O ministro disse que uma medida antidemocrática pode até ter sido cogitada pelo ex-presidente, mas não configura ato executório para um golpe de Estado.
“Essas contradições e falhas [da acusação] que, ao meu modo de ver, estão intrinsecamente na acusação, vão ser tornando cada vez mais […] insustentáveis à medida que a narrativa avança. E até aqui, como se nota, não há provas que sustentam um édito condenatório.
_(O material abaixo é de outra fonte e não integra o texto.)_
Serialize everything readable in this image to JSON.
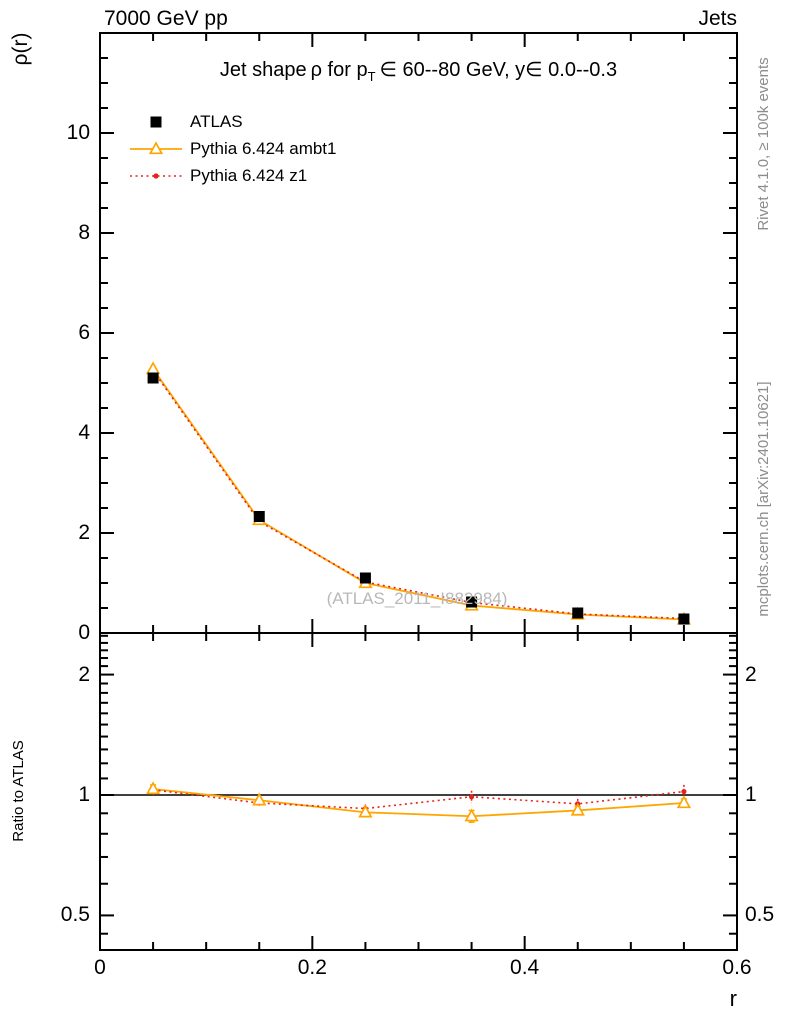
{
  "header": {
    "left": "7000 GeV pp",
    "right": "Jets"
  },
  "title": {
    "pre": "Jet shape ρ for p",
    "sub": "T",
    "post": " ∈ 60--80 GeV, y∈ 0.0--0.3"
  },
  "labels": {
    "y_main": "ρ(r)",
    "y_ratio": "Ratio to ATLAS",
    "x": "r"
  },
  "notes": {
    "rivet": "Rivet 4.1.0, ≥ 100k events",
    "mcplots": "mcplots.cern.ch [arXiv:2401.10621]"
  },
  "watermark": {
    "text": "(ATLAS_2011_I882984)"
  },
  "colors": {
    "atlas": "#000000",
    "ambt1": "#ffa500",
    "z1": "#e5231b",
    "frame": "#000000",
    "note_gray": "#8c8c8c",
    "watermark_gray": "#b8b8b8"
  },
  "chart_data": [
    {
      "type": "scatter",
      "panel": "main",
      "title": "Jet shape ρ for p_T ∈ 60--80 GeV, y ∈ 0.0--0.3",
      "xlabel": "r",
      "ylabel": "ρ(r)",
      "xlim": [
        0,
        0.6
      ],
      "ylim": [
        0,
        12
      ],
      "grid": false,
      "legend_position": "top-left",
      "x": [
        0.05,
        0.15,
        0.25,
        0.35,
        0.45,
        0.55
      ],
      "series": [
        {
          "name": "ATLAS",
          "marker": "filled-square",
          "line": "none",
          "values": [
            5.1,
            2.33,
            1.1,
            0.62,
            0.4,
            0.28
          ]
        },
        {
          "name": "Pythia 6.424 ambt1",
          "marker": "open-triangle",
          "line": "solid",
          "values": [
            5.28,
            2.26,
            1.0,
            0.55,
            0.37,
            0.27
          ]
        },
        {
          "name": "Pythia 6.424 z1",
          "marker": "filled-circle",
          "line": "dotted",
          "values": [
            5.25,
            2.23,
            1.02,
            0.61,
            0.38,
            0.29
          ]
        }
      ],
      "yticks": {
        "labels": [
          "0",
          "2",
          "4",
          "6",
          "8",
          "10"
        ],
        "values": [
          0,
          2,
          4,
          6,
          8,
          10
        ]
      },
      "xticks": {
        "labels": [
          "0",
          "0.2",
          "0.4",
          "0.6"
        ],
        "values": [
          0,
          0.2,
          0.4,
          0.6
        ]
      }
    },
    {
      "type": "line",
      "panel": "ratio",
      "ylabel": "Ratio to ATLAS",
      "yscale": "log",
      "ylim": [
        0.41,
        2.52
      ],
      "reference_line": 1,
      "x": [
        0.05,
        0.15,
        0.25,
        0.35,
        0.45,
        0.55
      ],
      "series": [
        {
          "name": "Pythia 6.424 ambt1",
          "marker": "open-triangle",
          "line": "solid",
          "values": [
            1.035,
            0.97,
            0.905,
            0.885,
            0.915,
            0.955
          ],
          "errors": [
            0.025,
            0.012,
            0.018,
            0.03,
            0.022,
            0.022
          ]
        },
        {
          "name": "Pythia 6.424 z1",
          "marker": "filled-circle",
          "line": "dotted",
          "values": [
            1.03,
            0.955,
            0.925,
            0.99,
            0.95,
            1.02
          ],
          "errors": [
            0.03,
            0.015,
            0.022,
            0.035,
            0.028,
            0.04
          ]
        }
      ],
      "yticks": {
        "labels": [
          "0.5",
          "1",
          "2"
        ],
        "values": [
          0.5,
          1,
          2
        ]
      }
    }
  ]
}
O édito condenatório deve trazer paz de espírito ao juiz ao condenar”, completou.
Travestida com ares de legalidade, a minuta teve uma de suas versões apreendida na casa do ex-ministro da Justiça de Bolsonaro Anderson Torres.
Em suma, estabelecia medidas para anular o resultado da eleição de Lula e manter Bolsonaro no poder.
Em busca de apoio à empreitada, o então presidente apresentou versão desse documento aos chefes das Forças Armadas em 7 de dezembro de 2022, de acordo com vários testemunhos, e, possivelmente, ao general Estevam Theophilo, comandante de Operações Terrestres do Exército, dois dias depois, em 9 de dezembro.
O documento golpista foi objeto ainda de nova reunião com os comandantes de Marinha, Exército e Aeronáutica, dessa vez conduzida pelo ministro da Defesa, o general da reserva Paulo Sérgio, em 14 de dezembro.
O general Freire Gomes (Exército) e o brigadeiro Carlos de Almeida Baptista Junior (Aeronáutica) não teriam anuído com o golpe, diferentemente do almirante Almir Garnier Santos (Marinha), que hoje integra o grupo de réus sendo julgados.
As provas apresentadas não se resumem às versões do documentos apreendidas, mas se ancoram também nos depoimentos de Freire Gomes, Baptista Junior e Mauro Cid, além de troca de mensagens apreendidas que tratam dessa discussão e que indicam também que os comandantes do Exército e da Aeronáutica passaram a ser alvos de ataques nas redes por não concordarem com o plano golpista.
Diante das evidências, o próprio Bolsonaro reconheceu ter estudado medidas “dentro das quatro linhas da Constituição” –só não explicou por que as cogitava sem que houvesse situação de relevante anormalidade que as justificasse.